Hive for HBase
HBase is a NoSQL data store that traditionally required a developer to write MapReduce programs to access and analyze the data. On the other hand, Hive has been gaining in popularity with it’s SQL-like interface. However, using Hive over HDFS leads to long ETL times and no access to real time data.
Solution? Hive over HBase. This benefits HBase users as it does not require programming while benefiting traditional Hive use cases by making them much faster and providing access to real-time data. The notes in this article are from the Hive session at HBaseCon.
Here are some example use cases for when one would want to use Hive over HBase.
Use Case 1: HBase as ETL Data Sink
If you want to analyze data in HDFS and want to serve it via online queries to say a recommender system, use Hive to perform the queries and then populate HBase which serves as the data store for online access.
Use Case 2: HBase as Data Source
Some data in HDFS and some in HBase. Combine (Join) them using Hive. Dimension data that changes frequently can be in HBase, while static tables can reside in HDFS.
Use Case 3: Low Latency Warehouse
HDFS and HBase have the same table definitions. HBase gets the continuous updates, while daily periodic dumps go into HDFS. Hive queries can join the two sources of data together for real time query.
How does this work?
Fair warning. The rest of this article gets pretty technical, delving into the implementation details of Hive for HBase. If you don’t care, then just realize that this technology is a fantastic bridge between the speed and online capability of HBase and the ease of use and SQL-like qualities of Hive.
Hive + HBase Architecture
The StorageHandler layer talks to HBase over HDFS. This sits in parallel with the MR framework. Hive DDL operations are converted to HBase DDL operations via a client hook. All operations are performed by the client. No two phase commit is used.
Hive tables, columns, column types are mapped to HBase table and column families. Every field in a hive table is mapped to either a:
- table key (using :key as selector)
- column family (cf:) (MAP fields in Hive
- A column
The Hive HBase Integration wiki has more details.
This was added in Hive 0.9. Previously all types were being converted to strings in HBase. The table level property hbase.table.default.storage.type can be used to specify the type mapping. If binary, Hive types will be mapped to bytes, otherwise String. If type is not primitive or Map, it is converted to JSON string and serialized.
There are still a few rough edges for schema and type mapping which should improve in subsequent versions.
Bulk Load Feature
Instead of writing an MR job to bulk load data into HBase, we can use Hive. Sample the source data and save to a file.

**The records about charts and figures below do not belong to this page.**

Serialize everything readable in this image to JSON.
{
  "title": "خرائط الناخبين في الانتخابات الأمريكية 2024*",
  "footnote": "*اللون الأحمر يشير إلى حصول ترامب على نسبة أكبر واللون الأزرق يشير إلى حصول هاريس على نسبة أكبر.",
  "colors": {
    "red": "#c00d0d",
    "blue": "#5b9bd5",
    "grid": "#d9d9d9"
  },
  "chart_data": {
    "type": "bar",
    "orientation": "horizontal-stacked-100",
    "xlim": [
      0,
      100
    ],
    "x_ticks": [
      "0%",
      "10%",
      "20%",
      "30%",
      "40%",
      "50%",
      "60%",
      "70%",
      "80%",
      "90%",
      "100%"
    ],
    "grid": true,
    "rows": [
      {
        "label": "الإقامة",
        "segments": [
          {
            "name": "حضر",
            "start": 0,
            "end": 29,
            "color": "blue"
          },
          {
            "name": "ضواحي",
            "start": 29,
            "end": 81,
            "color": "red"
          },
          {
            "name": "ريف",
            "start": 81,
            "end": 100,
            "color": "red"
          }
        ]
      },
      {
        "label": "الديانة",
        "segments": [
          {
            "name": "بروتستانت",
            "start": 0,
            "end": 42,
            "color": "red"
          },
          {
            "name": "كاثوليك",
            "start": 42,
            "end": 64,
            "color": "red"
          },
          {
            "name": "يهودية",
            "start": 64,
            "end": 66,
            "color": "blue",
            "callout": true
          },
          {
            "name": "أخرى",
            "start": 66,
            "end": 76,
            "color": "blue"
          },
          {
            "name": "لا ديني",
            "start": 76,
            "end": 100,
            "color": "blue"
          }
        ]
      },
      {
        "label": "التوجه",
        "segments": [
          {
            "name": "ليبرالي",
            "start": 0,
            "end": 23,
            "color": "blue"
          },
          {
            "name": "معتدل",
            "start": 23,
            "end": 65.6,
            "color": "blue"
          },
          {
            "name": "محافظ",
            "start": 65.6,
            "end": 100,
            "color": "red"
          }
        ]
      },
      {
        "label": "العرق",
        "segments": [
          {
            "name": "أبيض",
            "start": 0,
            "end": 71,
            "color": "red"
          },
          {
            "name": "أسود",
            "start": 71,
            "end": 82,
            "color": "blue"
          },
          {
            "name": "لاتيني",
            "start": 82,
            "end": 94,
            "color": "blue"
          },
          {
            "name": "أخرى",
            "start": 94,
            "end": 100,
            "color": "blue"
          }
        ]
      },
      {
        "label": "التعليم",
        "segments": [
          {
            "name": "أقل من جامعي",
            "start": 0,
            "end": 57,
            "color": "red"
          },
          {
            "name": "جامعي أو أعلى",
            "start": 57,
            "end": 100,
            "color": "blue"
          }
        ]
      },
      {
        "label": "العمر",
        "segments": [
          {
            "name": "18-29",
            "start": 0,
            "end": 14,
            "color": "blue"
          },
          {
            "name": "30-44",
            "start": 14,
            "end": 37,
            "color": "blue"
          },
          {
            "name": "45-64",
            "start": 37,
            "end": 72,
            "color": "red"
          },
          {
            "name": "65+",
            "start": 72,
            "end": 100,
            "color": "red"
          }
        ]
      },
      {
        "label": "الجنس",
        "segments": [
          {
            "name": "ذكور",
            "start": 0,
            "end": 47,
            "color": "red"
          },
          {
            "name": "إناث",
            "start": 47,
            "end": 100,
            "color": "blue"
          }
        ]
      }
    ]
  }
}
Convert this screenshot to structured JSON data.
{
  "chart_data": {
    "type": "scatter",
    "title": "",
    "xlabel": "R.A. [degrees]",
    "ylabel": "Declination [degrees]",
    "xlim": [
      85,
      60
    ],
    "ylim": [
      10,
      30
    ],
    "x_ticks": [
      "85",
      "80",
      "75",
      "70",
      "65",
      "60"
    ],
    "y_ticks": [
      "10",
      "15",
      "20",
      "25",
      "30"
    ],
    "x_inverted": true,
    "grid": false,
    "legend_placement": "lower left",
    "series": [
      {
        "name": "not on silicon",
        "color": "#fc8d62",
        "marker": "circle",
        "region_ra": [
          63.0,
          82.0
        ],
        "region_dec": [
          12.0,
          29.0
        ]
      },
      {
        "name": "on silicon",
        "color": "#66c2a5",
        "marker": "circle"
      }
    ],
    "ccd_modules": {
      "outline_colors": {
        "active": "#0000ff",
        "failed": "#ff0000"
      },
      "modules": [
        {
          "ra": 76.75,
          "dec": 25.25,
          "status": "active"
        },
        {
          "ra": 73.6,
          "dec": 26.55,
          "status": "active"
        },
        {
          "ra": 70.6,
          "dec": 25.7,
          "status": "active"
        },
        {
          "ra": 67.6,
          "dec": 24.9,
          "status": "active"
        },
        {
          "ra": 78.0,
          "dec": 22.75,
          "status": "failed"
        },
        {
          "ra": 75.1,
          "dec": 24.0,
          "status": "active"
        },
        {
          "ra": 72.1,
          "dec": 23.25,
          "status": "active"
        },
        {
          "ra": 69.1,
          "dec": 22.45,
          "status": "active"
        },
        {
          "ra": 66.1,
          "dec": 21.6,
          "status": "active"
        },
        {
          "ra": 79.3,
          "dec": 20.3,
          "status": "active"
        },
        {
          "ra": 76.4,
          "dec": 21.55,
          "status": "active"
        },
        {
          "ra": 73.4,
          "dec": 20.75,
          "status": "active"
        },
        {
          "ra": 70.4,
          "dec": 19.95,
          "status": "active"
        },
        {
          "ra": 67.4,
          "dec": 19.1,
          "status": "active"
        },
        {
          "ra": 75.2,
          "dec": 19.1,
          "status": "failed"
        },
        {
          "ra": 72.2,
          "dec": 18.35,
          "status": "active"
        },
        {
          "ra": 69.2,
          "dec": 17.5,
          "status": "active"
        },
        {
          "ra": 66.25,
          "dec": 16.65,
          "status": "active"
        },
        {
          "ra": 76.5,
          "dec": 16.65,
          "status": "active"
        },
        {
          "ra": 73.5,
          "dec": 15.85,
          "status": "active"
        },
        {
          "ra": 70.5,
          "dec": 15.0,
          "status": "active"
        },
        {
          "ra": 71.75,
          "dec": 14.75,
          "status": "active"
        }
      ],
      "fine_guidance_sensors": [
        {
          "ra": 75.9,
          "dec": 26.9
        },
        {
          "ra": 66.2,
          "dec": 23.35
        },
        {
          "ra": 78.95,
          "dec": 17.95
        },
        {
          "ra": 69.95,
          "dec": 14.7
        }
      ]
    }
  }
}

Run CLUSTER BY query using HiveHFileOutputFormat and import into HBase.
The HBase Bulk Load page has details.
The idea is to pass down filter expressions to the storage layer from the Hive optimizer to minimize scanned data. The optimizer pushes down the predicates to the query plan. To do this, the storage handler negotiates with the Hive optimizer to decompose the filter. This support is being added to Hive.
Find out more at https://cwiki.apache.org/Hive/filterpushdowndev.html
There are many use cases for Hive on HBase. But if what you really want is a SQL interface to HBase, there are other options as well. I will cover these in a subsequent blog post.